After starting the application (running the executable file) the user should select the video file in the dialog box (if parameter “videoSource” in config file is set to “file dialog”). After that the user will see the user interface as shown bellow. The window shows the original video (top) with detection results and binary motion mask (bottom). Each detected object is represented by red rectangle and metadata above which included (left to right): detection probability, object ID and class name.

ged_demo_application_interface

Control

To control the application, it is necessary that the main video display window was active (in focus), and also it is necessary that the English keyboard layout was activated without CapsLock mode. The program is controlled by the keyboard and mouse (detection ROI control)

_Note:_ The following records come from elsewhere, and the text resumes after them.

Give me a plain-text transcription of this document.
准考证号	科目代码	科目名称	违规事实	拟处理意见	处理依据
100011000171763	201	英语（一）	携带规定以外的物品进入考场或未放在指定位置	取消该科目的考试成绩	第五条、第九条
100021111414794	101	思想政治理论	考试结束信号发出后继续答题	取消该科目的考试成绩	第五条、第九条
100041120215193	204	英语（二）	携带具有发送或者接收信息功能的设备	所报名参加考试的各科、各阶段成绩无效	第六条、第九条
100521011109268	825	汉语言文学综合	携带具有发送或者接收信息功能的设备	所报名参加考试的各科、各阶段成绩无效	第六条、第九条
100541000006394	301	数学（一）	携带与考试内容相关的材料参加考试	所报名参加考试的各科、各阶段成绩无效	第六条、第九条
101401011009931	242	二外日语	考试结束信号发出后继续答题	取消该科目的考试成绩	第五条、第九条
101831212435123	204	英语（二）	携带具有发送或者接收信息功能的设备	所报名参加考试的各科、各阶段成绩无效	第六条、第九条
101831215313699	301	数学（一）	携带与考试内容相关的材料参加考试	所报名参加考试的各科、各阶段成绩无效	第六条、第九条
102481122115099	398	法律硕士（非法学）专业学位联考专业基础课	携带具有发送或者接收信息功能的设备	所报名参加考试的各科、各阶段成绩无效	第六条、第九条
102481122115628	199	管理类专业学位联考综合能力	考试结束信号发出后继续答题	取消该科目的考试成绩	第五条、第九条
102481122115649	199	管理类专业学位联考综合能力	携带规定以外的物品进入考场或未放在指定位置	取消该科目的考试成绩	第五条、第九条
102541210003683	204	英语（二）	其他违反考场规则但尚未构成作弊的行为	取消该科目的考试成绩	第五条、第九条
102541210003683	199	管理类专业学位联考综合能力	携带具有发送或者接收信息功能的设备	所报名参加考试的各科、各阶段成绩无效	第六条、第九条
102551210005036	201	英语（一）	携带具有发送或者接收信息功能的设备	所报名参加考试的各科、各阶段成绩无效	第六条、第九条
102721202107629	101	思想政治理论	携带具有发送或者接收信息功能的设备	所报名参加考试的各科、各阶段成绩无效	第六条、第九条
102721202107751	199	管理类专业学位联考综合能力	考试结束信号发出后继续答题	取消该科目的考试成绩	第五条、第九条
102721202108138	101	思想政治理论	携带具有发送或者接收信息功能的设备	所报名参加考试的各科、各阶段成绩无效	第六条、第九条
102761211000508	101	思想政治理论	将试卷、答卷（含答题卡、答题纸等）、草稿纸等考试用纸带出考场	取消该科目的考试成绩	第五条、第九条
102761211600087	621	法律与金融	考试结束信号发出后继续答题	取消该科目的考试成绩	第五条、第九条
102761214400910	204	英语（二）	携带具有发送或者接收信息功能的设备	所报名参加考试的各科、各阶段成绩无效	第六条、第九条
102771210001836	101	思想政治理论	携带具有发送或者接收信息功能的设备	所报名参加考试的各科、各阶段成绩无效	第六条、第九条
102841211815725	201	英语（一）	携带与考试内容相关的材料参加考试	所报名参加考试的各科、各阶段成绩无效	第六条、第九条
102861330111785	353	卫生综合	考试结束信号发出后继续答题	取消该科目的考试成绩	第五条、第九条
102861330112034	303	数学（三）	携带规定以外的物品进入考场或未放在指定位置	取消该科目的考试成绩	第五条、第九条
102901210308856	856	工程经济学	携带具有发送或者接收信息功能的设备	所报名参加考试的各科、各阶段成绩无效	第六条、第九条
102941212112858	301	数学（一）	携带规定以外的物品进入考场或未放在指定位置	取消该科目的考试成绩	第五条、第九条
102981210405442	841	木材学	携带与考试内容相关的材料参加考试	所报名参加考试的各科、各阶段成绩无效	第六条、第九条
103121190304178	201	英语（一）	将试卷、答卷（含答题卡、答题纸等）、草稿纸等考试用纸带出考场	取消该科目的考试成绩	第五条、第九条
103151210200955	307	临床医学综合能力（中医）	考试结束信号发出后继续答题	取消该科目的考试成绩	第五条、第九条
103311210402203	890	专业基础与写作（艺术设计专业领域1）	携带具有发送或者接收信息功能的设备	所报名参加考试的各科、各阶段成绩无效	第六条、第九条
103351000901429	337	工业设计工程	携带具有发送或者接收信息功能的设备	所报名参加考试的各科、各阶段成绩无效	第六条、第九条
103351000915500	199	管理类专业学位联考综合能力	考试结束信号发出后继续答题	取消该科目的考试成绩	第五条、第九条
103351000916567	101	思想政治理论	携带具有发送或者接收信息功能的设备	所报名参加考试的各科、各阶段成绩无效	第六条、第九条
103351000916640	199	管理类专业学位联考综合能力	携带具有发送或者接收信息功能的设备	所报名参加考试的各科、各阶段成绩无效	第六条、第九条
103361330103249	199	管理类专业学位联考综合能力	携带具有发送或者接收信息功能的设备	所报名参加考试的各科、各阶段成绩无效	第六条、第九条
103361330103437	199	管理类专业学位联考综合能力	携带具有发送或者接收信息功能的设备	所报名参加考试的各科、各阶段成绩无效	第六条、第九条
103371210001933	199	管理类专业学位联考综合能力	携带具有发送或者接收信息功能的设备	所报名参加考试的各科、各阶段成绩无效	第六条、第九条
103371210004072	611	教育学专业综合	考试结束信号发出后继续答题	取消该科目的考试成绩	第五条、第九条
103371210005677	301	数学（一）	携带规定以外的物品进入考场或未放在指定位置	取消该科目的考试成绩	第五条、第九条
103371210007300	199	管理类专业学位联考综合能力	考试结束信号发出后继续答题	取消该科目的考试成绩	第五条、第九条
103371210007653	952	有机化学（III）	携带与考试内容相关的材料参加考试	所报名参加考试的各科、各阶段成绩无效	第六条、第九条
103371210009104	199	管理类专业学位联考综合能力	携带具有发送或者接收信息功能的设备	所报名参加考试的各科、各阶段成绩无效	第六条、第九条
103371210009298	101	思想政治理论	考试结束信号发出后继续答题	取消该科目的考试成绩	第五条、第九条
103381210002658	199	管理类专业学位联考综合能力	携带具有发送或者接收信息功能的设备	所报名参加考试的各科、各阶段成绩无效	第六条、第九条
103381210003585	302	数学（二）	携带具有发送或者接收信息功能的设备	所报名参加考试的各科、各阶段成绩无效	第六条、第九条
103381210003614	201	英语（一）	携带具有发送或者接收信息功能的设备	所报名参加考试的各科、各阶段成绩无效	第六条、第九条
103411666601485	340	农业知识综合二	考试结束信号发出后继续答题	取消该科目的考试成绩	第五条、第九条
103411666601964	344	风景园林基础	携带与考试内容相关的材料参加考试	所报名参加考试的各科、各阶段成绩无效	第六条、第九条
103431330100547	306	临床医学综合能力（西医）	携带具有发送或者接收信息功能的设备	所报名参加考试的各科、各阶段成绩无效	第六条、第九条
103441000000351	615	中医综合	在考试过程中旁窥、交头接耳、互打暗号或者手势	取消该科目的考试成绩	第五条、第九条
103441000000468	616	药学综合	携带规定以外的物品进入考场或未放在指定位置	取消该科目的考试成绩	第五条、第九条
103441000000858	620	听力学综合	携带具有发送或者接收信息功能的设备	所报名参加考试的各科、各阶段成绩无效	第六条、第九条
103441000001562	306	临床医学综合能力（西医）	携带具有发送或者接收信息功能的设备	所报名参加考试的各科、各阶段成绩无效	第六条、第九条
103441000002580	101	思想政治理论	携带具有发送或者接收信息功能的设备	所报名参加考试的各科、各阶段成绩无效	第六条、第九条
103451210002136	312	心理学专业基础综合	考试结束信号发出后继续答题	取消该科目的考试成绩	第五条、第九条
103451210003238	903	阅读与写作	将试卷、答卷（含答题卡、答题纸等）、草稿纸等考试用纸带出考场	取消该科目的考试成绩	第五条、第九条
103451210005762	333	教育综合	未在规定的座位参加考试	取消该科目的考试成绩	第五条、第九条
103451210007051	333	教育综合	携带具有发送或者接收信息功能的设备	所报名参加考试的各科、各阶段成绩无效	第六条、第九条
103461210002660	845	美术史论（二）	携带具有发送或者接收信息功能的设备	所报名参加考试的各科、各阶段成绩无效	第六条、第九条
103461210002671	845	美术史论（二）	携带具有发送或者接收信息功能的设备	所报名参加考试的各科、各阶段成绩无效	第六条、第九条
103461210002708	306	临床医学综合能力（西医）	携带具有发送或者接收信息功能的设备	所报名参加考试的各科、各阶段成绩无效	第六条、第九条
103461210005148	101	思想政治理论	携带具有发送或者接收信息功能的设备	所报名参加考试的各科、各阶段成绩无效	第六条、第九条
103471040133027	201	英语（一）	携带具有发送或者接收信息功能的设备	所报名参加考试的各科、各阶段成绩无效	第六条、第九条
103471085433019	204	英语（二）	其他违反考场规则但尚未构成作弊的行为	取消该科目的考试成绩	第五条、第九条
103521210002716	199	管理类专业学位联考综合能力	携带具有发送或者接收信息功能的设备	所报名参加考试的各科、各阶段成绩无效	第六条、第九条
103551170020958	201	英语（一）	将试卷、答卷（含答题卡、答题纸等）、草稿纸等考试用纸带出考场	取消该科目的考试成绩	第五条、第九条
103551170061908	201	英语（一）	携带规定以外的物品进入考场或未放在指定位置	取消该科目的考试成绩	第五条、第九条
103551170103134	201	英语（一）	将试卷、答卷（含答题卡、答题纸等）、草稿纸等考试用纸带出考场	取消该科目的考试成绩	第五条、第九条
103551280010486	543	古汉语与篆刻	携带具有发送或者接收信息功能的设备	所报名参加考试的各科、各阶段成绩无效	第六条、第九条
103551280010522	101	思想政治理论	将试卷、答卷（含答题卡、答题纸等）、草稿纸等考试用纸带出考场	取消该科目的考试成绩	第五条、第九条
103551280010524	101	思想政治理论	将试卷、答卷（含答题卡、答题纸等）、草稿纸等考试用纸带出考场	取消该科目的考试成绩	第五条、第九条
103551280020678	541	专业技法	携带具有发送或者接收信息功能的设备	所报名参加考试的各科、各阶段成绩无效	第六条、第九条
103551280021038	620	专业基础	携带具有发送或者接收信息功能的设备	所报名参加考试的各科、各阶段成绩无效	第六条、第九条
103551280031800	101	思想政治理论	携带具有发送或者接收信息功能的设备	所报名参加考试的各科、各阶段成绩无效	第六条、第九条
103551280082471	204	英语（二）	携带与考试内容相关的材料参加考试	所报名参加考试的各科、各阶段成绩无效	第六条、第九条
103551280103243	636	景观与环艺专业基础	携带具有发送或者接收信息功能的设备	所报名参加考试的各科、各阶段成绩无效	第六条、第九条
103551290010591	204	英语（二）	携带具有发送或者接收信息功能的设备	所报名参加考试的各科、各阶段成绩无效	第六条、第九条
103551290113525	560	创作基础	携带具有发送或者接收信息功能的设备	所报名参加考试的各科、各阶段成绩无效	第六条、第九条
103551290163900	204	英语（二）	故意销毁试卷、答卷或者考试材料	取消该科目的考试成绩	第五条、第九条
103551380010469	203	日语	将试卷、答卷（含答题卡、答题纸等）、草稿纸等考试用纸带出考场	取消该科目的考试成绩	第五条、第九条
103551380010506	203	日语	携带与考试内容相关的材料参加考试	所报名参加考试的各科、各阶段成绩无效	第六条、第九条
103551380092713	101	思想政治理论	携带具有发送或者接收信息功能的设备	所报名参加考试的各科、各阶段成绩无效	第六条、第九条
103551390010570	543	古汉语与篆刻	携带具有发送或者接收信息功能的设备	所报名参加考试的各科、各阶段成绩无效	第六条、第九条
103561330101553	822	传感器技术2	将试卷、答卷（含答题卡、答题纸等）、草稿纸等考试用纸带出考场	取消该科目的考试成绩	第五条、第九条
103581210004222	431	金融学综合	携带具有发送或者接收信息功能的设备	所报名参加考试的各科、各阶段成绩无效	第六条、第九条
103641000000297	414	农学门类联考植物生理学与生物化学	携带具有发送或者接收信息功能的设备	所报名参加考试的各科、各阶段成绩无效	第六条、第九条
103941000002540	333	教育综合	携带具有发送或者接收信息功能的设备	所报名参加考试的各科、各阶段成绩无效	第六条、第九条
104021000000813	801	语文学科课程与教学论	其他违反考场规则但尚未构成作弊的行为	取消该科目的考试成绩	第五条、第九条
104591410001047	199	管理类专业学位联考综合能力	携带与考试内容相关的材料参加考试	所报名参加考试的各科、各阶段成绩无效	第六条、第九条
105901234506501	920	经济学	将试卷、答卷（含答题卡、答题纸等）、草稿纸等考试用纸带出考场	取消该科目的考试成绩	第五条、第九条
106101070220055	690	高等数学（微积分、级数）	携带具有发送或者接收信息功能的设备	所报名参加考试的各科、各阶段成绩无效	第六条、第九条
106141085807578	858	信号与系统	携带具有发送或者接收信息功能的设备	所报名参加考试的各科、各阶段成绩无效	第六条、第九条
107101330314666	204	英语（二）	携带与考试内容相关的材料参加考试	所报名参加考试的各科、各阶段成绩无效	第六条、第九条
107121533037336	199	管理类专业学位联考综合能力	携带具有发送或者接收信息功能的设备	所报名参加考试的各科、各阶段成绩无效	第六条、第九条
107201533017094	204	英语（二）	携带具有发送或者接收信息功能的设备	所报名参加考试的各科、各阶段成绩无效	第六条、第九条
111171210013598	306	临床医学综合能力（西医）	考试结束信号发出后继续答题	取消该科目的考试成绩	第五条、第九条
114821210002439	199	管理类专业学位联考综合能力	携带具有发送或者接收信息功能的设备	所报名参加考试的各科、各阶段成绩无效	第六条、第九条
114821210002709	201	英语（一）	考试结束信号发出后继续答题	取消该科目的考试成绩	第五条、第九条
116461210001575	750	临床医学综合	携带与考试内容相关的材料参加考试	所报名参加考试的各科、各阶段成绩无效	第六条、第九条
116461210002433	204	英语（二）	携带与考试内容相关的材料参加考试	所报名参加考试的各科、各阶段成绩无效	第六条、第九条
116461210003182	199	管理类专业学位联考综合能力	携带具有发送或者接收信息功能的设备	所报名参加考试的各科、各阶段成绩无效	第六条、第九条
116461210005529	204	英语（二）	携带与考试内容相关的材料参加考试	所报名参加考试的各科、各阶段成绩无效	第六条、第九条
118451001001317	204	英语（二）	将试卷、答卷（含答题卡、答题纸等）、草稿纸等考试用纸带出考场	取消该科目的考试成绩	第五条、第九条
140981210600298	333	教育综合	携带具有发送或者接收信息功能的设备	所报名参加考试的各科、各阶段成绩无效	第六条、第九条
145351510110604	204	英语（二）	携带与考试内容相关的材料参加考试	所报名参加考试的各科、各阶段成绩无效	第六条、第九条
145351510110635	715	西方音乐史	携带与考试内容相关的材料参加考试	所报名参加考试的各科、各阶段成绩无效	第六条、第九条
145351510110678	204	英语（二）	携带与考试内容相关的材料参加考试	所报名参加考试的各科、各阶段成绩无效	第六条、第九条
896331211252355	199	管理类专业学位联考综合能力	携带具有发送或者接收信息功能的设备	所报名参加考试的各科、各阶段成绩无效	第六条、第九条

Table 10 - Control buttons.

Button Description
ESC Exit the application. If video recording is active, it will be stopped.
SPACE Reset motion detector.
R Start/stop video recording. When video recording is enabled, a file dst_[date and time].avi (result video) is created in the directory with the application executable file. Recording is performed of what is displayed to the user. To stop the recording, press the R key again. During video recording, the application shows a warning message.
Arrow down. Navigate through parameters. Active parameters will highlighted by red color.
Arrow up. Navigate through parameters. Active parameters will highlighted by red color.
Arrow right. Increase parameter value.
Arrow left. Decrease parameter value.

The user can set the detection mask (mark a rectangular area where objects are to be detected). In order to set a rectangular detection area it is necessary to draw a line with the mouse with the left button pressed from the left-top corner of the required detection area to the right-bottom corner. The detection area will be marked in blue color as shown in the image.